I was working with ~700 tracks and a way to efficiently compare them is needed. The major problem is track length: the shortest tracks were 4 km and the longest, 42 km. How can we compare them? Speed and sampling means the number of points differs between tracks of equal length. To get around this issue, I generated uniform tracks which consisted of an equal number of points. 64 points was enough to describe a course well. This is easily done by projecting all lat/long coords to flat earth XY coords, then resampling x and y coordinates separately versus cumulative distance at each point.
Step 3: comparing tracks
The next problem is the comparison itself. We compare each uniform track to all other uniform tracks by finding the average distance between them, point-for-point. That is, the distance from the 1st point of one track to the 1st point of the other, and so on, sum, and divide by 64. For all pairs of tracks. This gives us a dis-similarity matrix.

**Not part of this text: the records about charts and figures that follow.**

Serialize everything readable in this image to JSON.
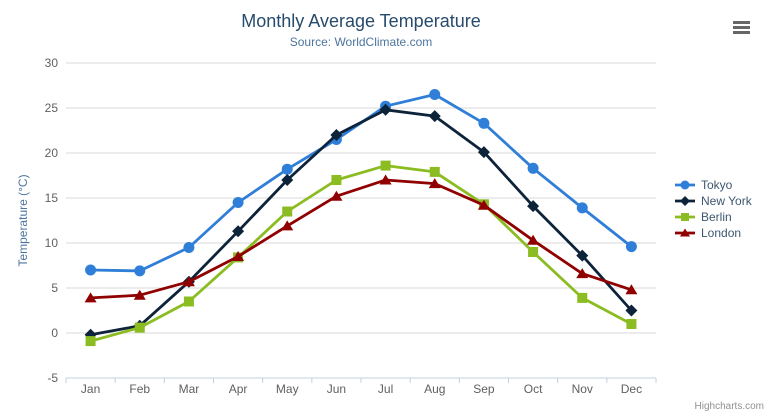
{
  "chart_data": {
    "type": "line",
    "title": "Monthly Average Temperature",
    "subtitle": "Source: WorldClimate.com",
    "xlabel": "",
    "ylabel": "Temperature (°C)",
    "ylim": [
      -5,
      30
    ],
    "y_ticks": [
      -5,
      0,
      5,
      10,
      15,
      20,
      25,
      30
    ],
    "grid": true,
    "legend_position": "right",
    "categories": [
      "Jan",
      "Feb",
      "Mar",
      "Apr",
      "May",
      "Jun",
      "Jul",
      "Aug",
      "Sep",
      "Oct",
      "Nov",
      "Dec"
    ],
    "series": [
      {
        "name": "Tokyo",
        "color": "#2f7ed8",
        "marker": "circle",
        "values": [
          7.0,
          6.9,
          9.5,
          14.5,
          18.2,
          21.5,
          25.2,
          26.5,
          23.3,
          18.3,
          13.9,
          9.6
        ]
      },
      {
        "name": "New York",
        "color": "#0d233a",
        "marker": "diamond",
        "values": [
          -0.2,
          0.8,
          5.7,
          11.3,
          17.0,
          22.0,
          24.8,
          24.1,
          20.1,
          14.1,
          8.6,
          2.5
        ]
      },
      {
        "name": "Berlin",
        "color": "#8bbc21",
        "marker": "square",
        "values": [
          -0.9,
          0.6,
          3.5,
          8.4,
          13.5,
          17.0,
          18.6,
          17.9,
          14.3,
          9.0,
          3.9,
          1.0
        ]
      },
      {
        "name": "London",
        "color": "#910000",
        "marker": "triangle",
        "values": [
          3.9,
          4.2,
          5.7,
          8.5,
          11.9,
          15.2,
          17.0,
          16.6,
          14.2,
          10.3,
          6.6,
          4.8
        ]
      }
    ]
  },
  "credits": {
    "label": "Highcharts.com"
  },
  "icons": {
    "context_menu": "hamburger-icon"
  },
  "style_colors": {
    "title": "#274b6d",
    "subtitle": "#4d759e",
    "axis_title": "#4d759e",
    "axis_labels": "#606060",
    "grid_line": "#d8d8d8",
    "axis_line": "#c0d0e0",
    "legend_text": "#3e576f",
    "credits_text": "#909090",
    "menu_icon": "#666666",
    "background": "#ffffff"
  }
}
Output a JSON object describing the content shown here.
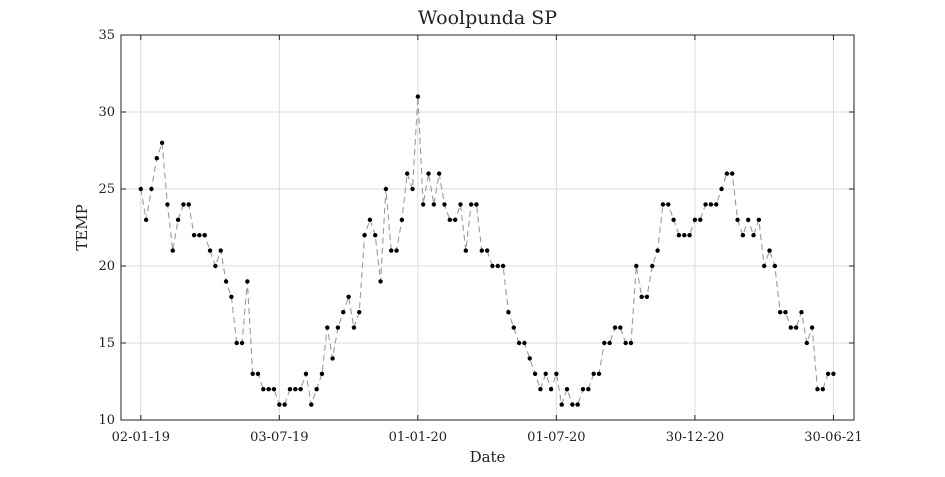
{
  "chart_data": {
    "type": "line",
    "title": "Woolpunda SP",
    "xlabel": "Date",
    "ylabel": "TEMP",
    "ylim": [
      10,
      35
    ],
    "xlim": [
      "2018-12-07",
      "2021-07-27"
    ],
    "grid": true,
    "x_tick_labels": [
      "02-01-19",
      "03-07-19",
      "01-01-20",
      "01-07-20",
      "30-12-20",
      "30-06-21"
    ],
    "x_tick_dates": [
      "2019-01-02",
      "2019-07-03",
      "2020-01-01",
      "2020-07-01",
      "2020-12-30",
      "2021-06-30"
    ],
    "y_ticks": [
      10,
      15,
      20,
      25,
      30,
      35
    ],
    "line_style": "dashed",
    "line_color": "#9a9a9a",
    "marker_color": "#000000",
    "series": [
      {
        "x": [
          "2019-01-02",
          "2019-01-09",
          "2019-01-16",
          "2019-01-23",
          "2019-01-30",
          "2019-02-06",
          "2019-02-13",
          "2019-02-20",
          "2019-02-27",
          "2019-03-06",
          "2019-03-13",
          "2019-03-20",
          "2019-03-27",
          "2019-04-03",
          "2019-04-10",
          "2019-04-17",
          "2019-04-24",
          "2019-05-01",
          "2019-05-08",
          "2019-05-15",
          "2019-05-22",
          "2019-05-29",
          "2019-06-05",
          "2019-06-12",
          "2019-06-19",
          "2019-06-26",
          "2019-07-03",
          "2019-07-10",
          "2019-07-17",
          "2019-07-24",
          "2019-07-31",
          "2019-08-07",
          "2019-08-14",
          "2019-08-21",
          "2019-08-28",
          "2019-09-04",
          "2019-09-11",
          "2019-09-18",
          "2019-09-25",
          "2019-10-02",
          "2019-10-09",
          "2019-10-16",
          "2019-10-23",
          "2019-10-30",
          "2019-11-06",
          "2019-11-13",
          "2019-11-20",
          "2019-11-27",
          "2019-12-04",
          "2019-12-11",
          "2019-12-18",
          "2019-12-25",
          "2020-01-01",
          "2020-01-08",
          "2020-01-15",
          "2020-01-22",
          "2020-01-29",
          "2020-02-05",
          "2020-02-12",
          "2020-02-19",
          "2020-02-26",
          "2020-03-04",
          "2020-03-11",
          "2020-03-18",
          "2020-03-25",
          "2020-04-01",
          "2020-04-08",
          "2020-04-15",
          "2020-04-22",
          "2020-04-29",
          "2020-05-06",
          "2020-05-13",
          "2020-05-20",
          "2020-05-27",
          "2020-06-03",
          "2020-06-10",
          "2020-06-17",
          "2020-06-24",
          "2020-07-01",
          "2020-07-08",
          "2020-07-15",
          "2020-07-22",
          "2020-07-29",
          "2020-08-05",
          "2020-08-12",
          "2020-08-19",
          "2020-08-26",
          "2020-09-02",
          "2020-09-09",
          "2020-09-16",
          "2020-09-23",
          "2020-09-30",
          "2020-10-07",
          "2020-10-14",
          "2020-10-21",
          "2020-10-28",
          "2020-11-04",
          "2020-11-11",
          "2020-11-18",
          "2020-11-25",
          "2020-12-02",
          "2020-12-09",
          "2020-12-16",
          "2020-12-23",
          "2020-12-30",
          "2021-01-06",
          "2021-01-13",
          "2021-01-20",
          "2021-01-27",
          "2021-02-03",
          "2021-02-10",
          "2021-02-17",
          "2021-02-24",
          "2021-03-03",
          "2021-03-10",
          "2021-03-17",
          "2021-03-24",
          "2021-03-31",
          "2021-04-07",
          "2021-04-14",
          "2021-04-21",
          "2021-04-28",
          "2021-05-05",
          "2021-05-12",
          "2021-05-19",
          "2021-05-26",
          "2021-06-02",
          "2021-06-09",
          "2021-06-16",
          "2021-06-23",
          "2021-06-30"
        ],
        "y": [
          25,
          23,
          25,
          27,
          28,
          24,
          21,
          23,
          24,
          24,
          22,
          22,
          22,
          21,
          20,
          21,
          19,
          18,
          15,
          15,
          19,
          13,
          13,
          12,
          12,
          12,
          11,
          11,
          12,
          12,
          12,
          13,
          11,
          12,
          13,
          16,
          14,
          16,
          17,
          18,
          16,
          17,
          22,
          23,
          22,
          19,
          25,
          21,
          21,
          23,
          26,
          25,
          31,
          24,
          26,
          24,
          26,
          24,
          23,
          23,
          24,
          21,
          24,
          24,
          21,
          21,
          20,
          20,
          20,
          17,
          16,
          15,
          15,
          14,
          13,
          12,
          13,
          12,
          13,
          11,
          12,
          11,
          11,
          12,
          12,
          13,
          13,
          15,
          15,
          16,
          16,
          15,
          15,
          20,
          18,
          18,
          20,
          21,
          24,
          24,
          23,
          22,
          22,
          22,
          23,
          23,
          24,
          24,
          24,
          25,
          26,
          26,
          23,
          22,
          23,
          22,
          23,
          20,
          21,
          20,
          17,
          17,
          16,
          16,
          17,
          15,
          16,
          12,
          12,
          13,
          13
        ]
      }
    ]
  }
}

When comparing two tracks that are in different cities, the values are large since every point of the uniform tracks are very far apart. If there are two tracks that start and end at the same place, then these have a smaller value and those that follow exactly the same course have a value approaching zero.
From here we can generate a dendrogram to look at the distances between tracks and find the closest pairings.
Clusters can be determined using a threshold on the y-axis and setting a lower limit for the size of the clusters. There are no good automated methods for determining the threshold that I could find. Examining neighbouring tracks revealed that 0.02 was a good cutoff. This gave the coloured clusters shown below the dendrogram.
My method meant that clockwise vs anti-clockwise tracks on the same course were clustered separately and that outward tracks were clustered distinctly from the reverse route.
From here it was a matter of displaying the course and the summary statistics over time, to get a Strava style plot.
The sensitivity was sufficient so that tracks that differed only by slight diversions were still clustered.
The course summaries have been useful for looking at my pace over time. It would be possible to map other variables on here such as time of day, or time of year to enable clear pace comparison.
Unexpectedly, this analysis revealed several local courses that I have not run for 18 months or more. So I now have inspiration for the next few runs.
I’m happy with how this turned out. I’m less happy with my pace over the last year as I’ve recovered from an injury, but that’s a whole other story.
The title of this post comes from “Cluster One” from Pink Floyd’s Division Bell LP.